Também o PCP e o Bloco defenderam a urgência da aprovação das medidas que estão em cima da mesa. “Este adiamento não responde à situação de emergência social que se vive no mercado do arrendamento”, afirmou o deputado bloquista Pedro Soares. Paula Santos, do PCP, alertou para as consequências de novo adiamento, sublinhando que há situações “de enorme pressão sobre as famílias” que exigem a “tomada de medidas para proteger o direito à habitação”.

O chumbo pré-anunciado

Em causa estava um pacote legislativo com mais de 20 diplomas sobre arrendamento urbano, onde se incluem três propostas de lei do Governo. Propostas essas que preveem, entre outras coisas, que os contratos de arrendamento para habitação nas cidades voltassem a ter uma duração mínima fixada por lei, que seria no mínimo de um ano e um máximo de 30, havendo a obrigatoriedade de renovação automática durante “um mínimo de três anos”. Ou seja, os inquilinos podiam denunciar o contrato a qualquer altura, dando conhecimento prévio ao senhorio, mas o senhorio só podia denunciar o contrato ao fim de pelo menos três anos. Mais problemáticas eram as propostas, não de proteção dos inquilinos, mas de estímulo aos proprietários. Entre essas propostas, o Governo propunha um regime de renda acessível e benefícios fiscais para os senhorios que fizessem contratos longos de arrendamento — mas o PCP juntou-se ao PSD e ao CDS contra estas propostas, deixando o PS sem maioria. 
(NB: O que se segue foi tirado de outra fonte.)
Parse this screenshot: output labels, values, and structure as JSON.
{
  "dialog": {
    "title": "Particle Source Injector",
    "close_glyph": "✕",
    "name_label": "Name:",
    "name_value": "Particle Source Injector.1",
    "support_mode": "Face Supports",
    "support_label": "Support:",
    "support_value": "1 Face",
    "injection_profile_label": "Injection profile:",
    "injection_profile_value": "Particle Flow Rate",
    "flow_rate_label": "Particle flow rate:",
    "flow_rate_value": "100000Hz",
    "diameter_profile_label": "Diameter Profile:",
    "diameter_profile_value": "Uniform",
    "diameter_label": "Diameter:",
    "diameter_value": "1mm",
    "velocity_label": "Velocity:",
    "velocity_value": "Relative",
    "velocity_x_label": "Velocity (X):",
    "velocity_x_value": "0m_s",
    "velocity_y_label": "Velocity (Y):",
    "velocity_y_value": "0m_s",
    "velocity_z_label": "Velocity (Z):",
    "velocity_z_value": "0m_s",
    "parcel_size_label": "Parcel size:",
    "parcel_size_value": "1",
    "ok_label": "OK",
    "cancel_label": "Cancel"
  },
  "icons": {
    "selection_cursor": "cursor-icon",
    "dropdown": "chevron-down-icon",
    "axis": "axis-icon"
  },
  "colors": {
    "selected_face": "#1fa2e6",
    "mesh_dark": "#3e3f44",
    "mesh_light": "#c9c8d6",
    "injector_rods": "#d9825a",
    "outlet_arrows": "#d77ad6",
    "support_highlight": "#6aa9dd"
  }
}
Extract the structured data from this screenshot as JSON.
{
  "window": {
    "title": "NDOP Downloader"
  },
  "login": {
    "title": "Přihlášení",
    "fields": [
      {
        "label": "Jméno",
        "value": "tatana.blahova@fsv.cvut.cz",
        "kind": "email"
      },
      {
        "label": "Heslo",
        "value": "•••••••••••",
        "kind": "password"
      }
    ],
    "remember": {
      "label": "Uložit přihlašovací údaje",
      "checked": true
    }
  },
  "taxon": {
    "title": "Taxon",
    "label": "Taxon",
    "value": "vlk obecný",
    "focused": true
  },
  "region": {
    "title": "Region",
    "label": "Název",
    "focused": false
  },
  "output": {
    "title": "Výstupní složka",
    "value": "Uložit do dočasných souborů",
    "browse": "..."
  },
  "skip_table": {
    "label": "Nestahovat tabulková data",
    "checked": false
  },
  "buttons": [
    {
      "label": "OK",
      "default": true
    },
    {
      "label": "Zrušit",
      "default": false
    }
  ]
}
Assim, a maioria de esquerda que apoia o PS no parlamento não se entende na questão de dar benefícios fiscais aos senhorios que 1) implementem contratos de mais longa duração, 2) ponham imóveis no mercado a renda acessível. O PCP é contra a ideia de subsidiar os proprietários pela via fiscal, pelo que não apoia o PS e o Governo nestas propostas. “Consideramos que as políticas de habitação não se resumem a questões de natureza fiscal” e “se o objetivo é garantir o direito à habitação e evitar os despejos, então o PS tinha votado favoravelmente a proposta do PCP de revogação da lei dos despejos”, afirmou a deputada comunista Paula Santos há uma semana, citada pelo jornal de Negócios. O BE também tem dúvidas sobre a proposta das rendas acessíveis, mas não rejeitava categoricamente.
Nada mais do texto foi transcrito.